A resposta até agora: metade.

Apenas 21 meses depois de o banco anunciar o plano de reformular um dos negócios mais lucrativos de Wall Street, o projeto encontrou maneiras de eliminar milhares de horas de trabalho humano. Uma interface chamada Deal Link substituiu listas de afazeres informais que eram passadas de geração em geração. Agora o sistema organiza e acompanha revisões jurídicas e de conformidade, preenche formulários e gera relatórios.

O progresso da iniciativa descrita por executivos do Goldman mostra que os bancos de investimento podem automatizar rapidamente tarefas que antes estavam fora do alcance dos computadores. O setor sofre intensa pressão para melhorar a lucratividade, enquanto os jovens contratados se mostram menos dispostos a trabalhar 18 horas por dia, como faziam seus antecessores.

No Goldman Sachs, um dos focos é aplicar a tecnologia para liberar os funcionários menos experientes, de forma que possam encontrar mais satisfação no que fazem. Isso poderia ajudar a conter o êxodo de profissionais na direção de firmas de private equity, startups e gigantes de tecnologia como o Google.

A revisão foi idealizada por George Lee, que por muito tempo foi assessor e confidente da elite do Vale do Silício e há três anos assumiu como diretor de informação da divisão de banco de investimento. Desde então, ele tem dois objetivos principais: digitalizar o fluxo de trabalho e usar a tecnologia para aprimorar as recomendações dos banqueiros aos clientes.

Há anos, o banco vem demonstrando interesse em automatizar partes do processo de IPO (sigla para initial public offering ou oferta pública inicial), mas nunca havia detalhado publicamente seus esforços.

No começo, Lee e equipe miraram nos passos mais óbvios: telefonemas, e-mails e tarefas rotineiras dos jovens banqueiros no início de toda IPO. Isso incluía telefonar para o departamento de compliance para saber sobre potenciais conflitos, contatar o departamento jurídico para designar advogados e compilar material para reuniões.

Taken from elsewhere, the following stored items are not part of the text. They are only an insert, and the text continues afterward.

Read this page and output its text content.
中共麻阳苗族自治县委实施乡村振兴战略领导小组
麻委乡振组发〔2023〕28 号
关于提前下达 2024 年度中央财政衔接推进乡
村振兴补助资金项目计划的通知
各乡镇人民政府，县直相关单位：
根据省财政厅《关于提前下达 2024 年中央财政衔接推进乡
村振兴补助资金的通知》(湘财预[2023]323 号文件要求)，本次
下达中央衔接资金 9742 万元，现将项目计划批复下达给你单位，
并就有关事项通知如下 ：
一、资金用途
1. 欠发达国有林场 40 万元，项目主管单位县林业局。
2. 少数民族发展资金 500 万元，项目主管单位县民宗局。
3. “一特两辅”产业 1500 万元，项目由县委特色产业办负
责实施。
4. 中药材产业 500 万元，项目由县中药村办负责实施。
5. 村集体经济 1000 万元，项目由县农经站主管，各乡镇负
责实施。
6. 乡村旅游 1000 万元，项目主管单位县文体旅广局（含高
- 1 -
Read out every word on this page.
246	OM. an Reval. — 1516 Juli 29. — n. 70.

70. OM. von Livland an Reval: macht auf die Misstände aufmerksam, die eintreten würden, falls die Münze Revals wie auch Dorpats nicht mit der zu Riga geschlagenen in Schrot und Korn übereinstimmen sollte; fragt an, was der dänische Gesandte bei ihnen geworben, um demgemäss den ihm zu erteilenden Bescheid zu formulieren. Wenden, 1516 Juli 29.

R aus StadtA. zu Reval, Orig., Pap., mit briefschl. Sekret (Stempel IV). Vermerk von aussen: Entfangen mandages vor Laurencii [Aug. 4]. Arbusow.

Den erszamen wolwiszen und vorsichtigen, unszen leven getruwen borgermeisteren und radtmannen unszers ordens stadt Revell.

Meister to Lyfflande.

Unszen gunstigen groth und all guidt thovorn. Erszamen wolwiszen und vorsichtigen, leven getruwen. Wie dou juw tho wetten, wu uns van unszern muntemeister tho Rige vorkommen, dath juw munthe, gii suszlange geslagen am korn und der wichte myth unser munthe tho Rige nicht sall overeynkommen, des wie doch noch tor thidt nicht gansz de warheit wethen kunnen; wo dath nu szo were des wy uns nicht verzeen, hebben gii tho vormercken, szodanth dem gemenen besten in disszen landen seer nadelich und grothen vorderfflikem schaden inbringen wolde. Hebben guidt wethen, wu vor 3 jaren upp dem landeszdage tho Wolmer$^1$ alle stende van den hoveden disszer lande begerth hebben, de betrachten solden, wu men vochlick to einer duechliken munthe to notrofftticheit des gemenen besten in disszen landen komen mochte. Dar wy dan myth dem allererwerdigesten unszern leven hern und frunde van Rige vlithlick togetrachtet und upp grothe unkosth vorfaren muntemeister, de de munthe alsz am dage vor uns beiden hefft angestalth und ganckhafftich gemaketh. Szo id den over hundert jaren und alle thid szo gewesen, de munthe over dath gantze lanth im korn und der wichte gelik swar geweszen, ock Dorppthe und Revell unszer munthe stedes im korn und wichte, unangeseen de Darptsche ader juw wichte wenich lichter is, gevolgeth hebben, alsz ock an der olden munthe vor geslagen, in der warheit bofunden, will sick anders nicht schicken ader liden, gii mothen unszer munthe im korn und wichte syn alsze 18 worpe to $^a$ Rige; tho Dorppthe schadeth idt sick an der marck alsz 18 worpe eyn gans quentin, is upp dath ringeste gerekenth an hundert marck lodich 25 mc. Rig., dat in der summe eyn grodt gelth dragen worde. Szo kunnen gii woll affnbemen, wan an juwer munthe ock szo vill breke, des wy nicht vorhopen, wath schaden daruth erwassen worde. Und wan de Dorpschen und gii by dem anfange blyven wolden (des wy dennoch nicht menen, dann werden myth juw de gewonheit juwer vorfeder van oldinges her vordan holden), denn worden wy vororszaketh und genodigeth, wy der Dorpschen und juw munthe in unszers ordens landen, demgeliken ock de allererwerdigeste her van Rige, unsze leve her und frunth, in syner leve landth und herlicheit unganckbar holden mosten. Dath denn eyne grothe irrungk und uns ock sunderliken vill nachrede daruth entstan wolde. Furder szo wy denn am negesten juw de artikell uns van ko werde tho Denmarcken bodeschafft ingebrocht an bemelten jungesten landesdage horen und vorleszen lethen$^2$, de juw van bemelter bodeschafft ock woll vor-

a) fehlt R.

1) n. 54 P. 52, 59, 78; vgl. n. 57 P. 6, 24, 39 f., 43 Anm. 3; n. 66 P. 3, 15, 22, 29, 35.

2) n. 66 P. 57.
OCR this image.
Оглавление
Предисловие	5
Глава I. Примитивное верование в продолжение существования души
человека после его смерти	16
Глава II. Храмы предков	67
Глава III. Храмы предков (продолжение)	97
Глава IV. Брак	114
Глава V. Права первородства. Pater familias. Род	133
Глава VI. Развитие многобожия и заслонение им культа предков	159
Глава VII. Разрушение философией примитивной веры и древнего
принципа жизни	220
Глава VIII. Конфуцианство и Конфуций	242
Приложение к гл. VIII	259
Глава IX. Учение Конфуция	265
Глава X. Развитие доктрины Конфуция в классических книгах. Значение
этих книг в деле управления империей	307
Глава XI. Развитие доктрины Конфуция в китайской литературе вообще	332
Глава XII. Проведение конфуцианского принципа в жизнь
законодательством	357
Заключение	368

Agora, tudo isso é feito com um clique do mouse no novo aplicativo. Os chamados hot links ativam processos e preenchem formulários. Informações usadas em diversos formulários são preenchidas automaticamente.

O banco também simplificou a forma de atualização de clientes sobre pedidos relativos a IPOs, enviando dados instantâneos sobre preço, tamanho e cronograma para um aplicativo de dispositivo móvel.

Logo o Goldman concluiu que o foco em IPOs era muito estreito e começou a olhar outras operações, como fusões corporativas e venda de títulos. Até agora, mais de 150 passos foram mapeados em várias transações de banco de investimento executadas por 2.500 profissionais. As centenas de horas inicialmente economizadas nas IPOs viraram milhares de horas à medida que o projeto se expandiu.

"O que estamos tentando ? de forma lenta, mas certeira ? é selecionar as tarefas mais redundantes, mais repetitivas, mais intensivas e automatizá-las para economizar tempo", disse Lee.